We can develop a foundation for our present prevention efforts that promotes awareness, acceptance of responsibility and motivates appropriate action by extended family members at the earliest signs of potential harm to their child's best interests.
The extended family will most always be in a better position to know more about and impact the current functioning of a family member than will a protection system that exists outside of that family.
The timely expression of concern and support from a grandparent, a brother, an auntie, a clergy member, a good friend, a neighbor or, even better, a group of extended family members will almost always be far more meaningful than that of the most talented and caring professional.
When a family member cries out, "What can I do?" our community must do better than simply responding, "Call Child Protective Services."
This cannot be the answer: One, Child Protective Services' resources restrict services to serious cases; two, many family members only want to help their family, not get them into what is perceived to be trouble.

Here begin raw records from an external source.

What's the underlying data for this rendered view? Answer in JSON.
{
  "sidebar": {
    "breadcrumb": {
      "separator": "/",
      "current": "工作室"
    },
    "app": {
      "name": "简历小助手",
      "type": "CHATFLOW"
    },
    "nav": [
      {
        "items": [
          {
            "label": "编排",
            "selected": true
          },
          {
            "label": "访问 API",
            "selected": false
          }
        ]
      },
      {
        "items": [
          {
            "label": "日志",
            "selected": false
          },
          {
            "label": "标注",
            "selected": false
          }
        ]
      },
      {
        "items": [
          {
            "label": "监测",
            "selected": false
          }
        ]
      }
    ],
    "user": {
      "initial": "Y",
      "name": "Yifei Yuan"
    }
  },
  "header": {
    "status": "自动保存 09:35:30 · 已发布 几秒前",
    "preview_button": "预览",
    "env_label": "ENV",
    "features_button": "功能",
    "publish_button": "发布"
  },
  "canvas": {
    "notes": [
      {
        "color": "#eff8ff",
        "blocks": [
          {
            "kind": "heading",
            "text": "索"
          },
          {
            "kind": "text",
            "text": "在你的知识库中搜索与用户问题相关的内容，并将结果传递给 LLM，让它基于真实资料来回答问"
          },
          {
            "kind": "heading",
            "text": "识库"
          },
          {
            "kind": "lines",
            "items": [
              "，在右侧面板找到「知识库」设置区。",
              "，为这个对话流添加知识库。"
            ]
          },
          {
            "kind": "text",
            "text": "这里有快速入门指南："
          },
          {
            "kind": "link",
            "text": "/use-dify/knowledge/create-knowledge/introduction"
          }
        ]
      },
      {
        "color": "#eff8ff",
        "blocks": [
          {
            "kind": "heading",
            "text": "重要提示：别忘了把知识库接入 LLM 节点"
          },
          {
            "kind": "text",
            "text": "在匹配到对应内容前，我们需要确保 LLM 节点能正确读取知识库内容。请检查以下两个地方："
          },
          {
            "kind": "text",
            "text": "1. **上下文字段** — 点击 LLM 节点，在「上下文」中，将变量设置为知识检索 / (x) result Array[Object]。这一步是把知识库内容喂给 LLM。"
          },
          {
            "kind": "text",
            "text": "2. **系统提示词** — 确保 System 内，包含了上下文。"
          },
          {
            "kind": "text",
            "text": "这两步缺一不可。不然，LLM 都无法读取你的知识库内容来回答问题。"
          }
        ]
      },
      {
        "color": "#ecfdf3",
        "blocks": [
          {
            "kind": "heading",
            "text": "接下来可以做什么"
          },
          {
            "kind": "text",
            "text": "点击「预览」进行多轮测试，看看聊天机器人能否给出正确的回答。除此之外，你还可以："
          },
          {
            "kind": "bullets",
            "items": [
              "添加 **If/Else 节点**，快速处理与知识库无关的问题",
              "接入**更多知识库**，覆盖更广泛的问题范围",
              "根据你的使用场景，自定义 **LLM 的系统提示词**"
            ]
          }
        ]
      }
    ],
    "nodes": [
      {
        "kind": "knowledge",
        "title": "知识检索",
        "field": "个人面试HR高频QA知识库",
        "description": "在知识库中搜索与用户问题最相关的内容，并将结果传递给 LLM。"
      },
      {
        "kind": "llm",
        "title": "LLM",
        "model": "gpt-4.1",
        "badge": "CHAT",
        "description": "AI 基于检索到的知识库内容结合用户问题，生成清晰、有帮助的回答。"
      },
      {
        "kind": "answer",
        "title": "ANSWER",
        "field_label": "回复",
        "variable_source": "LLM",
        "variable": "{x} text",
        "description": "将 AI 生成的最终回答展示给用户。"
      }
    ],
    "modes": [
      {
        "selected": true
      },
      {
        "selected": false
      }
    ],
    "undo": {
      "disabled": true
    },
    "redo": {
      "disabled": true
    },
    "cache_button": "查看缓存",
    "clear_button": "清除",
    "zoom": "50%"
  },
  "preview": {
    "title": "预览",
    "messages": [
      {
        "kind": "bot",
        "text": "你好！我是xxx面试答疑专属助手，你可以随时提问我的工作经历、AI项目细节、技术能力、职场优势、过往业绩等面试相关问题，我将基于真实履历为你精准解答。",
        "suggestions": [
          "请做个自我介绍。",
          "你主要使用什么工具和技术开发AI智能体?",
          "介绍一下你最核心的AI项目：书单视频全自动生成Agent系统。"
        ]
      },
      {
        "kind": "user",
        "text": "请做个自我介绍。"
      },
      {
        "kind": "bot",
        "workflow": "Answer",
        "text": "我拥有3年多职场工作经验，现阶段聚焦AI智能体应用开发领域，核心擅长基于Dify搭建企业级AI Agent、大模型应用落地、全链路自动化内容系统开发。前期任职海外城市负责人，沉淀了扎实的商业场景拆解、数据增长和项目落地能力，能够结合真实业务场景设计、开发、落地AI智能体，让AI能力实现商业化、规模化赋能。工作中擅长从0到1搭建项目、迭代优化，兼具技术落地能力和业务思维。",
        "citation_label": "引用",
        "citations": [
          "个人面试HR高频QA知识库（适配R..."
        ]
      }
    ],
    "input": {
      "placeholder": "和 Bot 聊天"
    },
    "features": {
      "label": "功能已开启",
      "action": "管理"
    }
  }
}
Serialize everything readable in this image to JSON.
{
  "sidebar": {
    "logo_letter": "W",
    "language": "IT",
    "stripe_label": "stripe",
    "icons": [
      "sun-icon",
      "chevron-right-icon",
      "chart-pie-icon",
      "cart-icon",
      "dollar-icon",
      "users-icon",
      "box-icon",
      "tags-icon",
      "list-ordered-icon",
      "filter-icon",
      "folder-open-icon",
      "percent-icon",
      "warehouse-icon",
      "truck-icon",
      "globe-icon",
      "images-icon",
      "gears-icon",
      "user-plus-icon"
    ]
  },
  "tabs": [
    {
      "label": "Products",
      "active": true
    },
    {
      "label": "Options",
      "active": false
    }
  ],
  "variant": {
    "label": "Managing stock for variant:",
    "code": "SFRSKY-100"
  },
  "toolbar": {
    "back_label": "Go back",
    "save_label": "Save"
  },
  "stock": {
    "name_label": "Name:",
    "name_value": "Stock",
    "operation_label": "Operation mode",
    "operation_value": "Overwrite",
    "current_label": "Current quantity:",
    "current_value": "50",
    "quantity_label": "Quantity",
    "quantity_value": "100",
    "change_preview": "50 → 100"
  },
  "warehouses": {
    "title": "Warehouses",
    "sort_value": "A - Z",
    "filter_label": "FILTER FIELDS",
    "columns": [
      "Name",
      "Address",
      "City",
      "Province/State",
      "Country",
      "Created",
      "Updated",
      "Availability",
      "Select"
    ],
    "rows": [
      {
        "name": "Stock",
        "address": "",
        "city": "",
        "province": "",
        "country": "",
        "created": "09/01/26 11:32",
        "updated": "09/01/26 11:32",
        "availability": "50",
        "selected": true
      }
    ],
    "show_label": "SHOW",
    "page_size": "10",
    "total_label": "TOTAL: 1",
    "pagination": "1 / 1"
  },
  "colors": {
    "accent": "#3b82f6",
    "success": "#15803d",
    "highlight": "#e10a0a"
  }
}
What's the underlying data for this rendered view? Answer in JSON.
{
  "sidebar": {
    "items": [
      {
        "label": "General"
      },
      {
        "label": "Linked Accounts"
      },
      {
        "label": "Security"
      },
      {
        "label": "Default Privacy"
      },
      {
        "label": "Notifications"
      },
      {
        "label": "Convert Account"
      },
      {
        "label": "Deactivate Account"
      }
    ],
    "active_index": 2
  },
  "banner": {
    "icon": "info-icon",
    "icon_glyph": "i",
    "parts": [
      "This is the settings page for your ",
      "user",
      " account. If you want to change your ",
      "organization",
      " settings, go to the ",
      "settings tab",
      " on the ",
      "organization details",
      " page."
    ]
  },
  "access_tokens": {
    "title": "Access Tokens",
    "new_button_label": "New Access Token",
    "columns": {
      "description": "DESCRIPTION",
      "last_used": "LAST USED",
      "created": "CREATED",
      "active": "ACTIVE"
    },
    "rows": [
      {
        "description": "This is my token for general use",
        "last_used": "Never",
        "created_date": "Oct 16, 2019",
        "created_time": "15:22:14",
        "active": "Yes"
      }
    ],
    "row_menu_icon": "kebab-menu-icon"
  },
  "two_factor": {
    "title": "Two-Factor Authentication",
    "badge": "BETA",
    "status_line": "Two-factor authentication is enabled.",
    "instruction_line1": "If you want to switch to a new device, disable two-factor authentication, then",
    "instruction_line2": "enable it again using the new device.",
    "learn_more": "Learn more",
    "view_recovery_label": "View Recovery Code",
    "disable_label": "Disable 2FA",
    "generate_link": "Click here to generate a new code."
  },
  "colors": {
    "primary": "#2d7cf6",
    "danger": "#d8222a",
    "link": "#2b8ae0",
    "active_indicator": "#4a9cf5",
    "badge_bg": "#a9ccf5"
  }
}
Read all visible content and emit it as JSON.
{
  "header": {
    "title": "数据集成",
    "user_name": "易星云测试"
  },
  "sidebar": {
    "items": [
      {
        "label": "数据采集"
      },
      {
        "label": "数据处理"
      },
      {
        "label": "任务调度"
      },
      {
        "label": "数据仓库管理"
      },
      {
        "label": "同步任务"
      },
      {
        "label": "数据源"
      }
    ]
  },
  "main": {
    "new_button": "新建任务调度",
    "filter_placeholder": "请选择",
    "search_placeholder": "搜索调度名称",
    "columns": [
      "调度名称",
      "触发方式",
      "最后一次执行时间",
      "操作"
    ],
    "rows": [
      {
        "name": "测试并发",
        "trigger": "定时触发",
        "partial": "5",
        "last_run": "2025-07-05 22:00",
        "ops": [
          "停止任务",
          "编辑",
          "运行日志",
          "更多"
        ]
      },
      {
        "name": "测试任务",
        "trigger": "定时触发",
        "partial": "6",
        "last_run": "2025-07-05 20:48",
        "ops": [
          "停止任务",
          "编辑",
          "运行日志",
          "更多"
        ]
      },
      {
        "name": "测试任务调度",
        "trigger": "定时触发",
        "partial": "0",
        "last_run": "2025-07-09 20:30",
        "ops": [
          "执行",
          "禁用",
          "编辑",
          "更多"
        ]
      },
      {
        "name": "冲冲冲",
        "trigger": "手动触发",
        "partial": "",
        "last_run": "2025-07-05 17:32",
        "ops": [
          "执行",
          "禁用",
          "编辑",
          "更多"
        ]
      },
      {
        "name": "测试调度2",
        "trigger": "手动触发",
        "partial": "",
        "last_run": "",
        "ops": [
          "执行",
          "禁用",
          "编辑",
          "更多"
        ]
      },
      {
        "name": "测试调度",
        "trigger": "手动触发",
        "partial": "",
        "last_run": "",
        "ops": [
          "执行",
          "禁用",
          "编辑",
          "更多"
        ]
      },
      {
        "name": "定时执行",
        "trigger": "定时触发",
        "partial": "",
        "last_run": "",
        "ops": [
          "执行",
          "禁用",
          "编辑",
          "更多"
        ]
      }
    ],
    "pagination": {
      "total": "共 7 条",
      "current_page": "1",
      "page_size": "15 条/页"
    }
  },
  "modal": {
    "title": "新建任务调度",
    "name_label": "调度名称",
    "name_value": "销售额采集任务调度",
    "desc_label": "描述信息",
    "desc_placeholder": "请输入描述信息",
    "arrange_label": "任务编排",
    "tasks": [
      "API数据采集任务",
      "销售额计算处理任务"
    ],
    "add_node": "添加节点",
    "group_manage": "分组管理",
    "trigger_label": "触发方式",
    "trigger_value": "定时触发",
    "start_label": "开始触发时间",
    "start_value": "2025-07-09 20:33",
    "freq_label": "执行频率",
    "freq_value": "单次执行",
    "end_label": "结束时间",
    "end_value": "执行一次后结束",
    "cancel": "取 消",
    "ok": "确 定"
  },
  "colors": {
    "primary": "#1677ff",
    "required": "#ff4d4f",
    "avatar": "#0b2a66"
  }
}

Indeed, the most effective overall system will be one that encourages and enables families to do everything they can do to prevent harm to their family's child, leaving only the more serious cases to be addressed by CPS.
The good news is we can do it. We know that CPS' "'Ohana Conferencing" program has very successfully brought together extended family members to provide the answer as to how to best care for their children who are involved in CPS cases.
We know we have a number of individuals and agencies, public and private, that are making prevention programs work better every day.
We know we have the love and concern of families and the expertise to expand our existing prevention efforts until they fully involve and support every extended family member who is interested in preventing harm from ever occurring to their family's child.
So let's do it, because the children deserve our best answer now.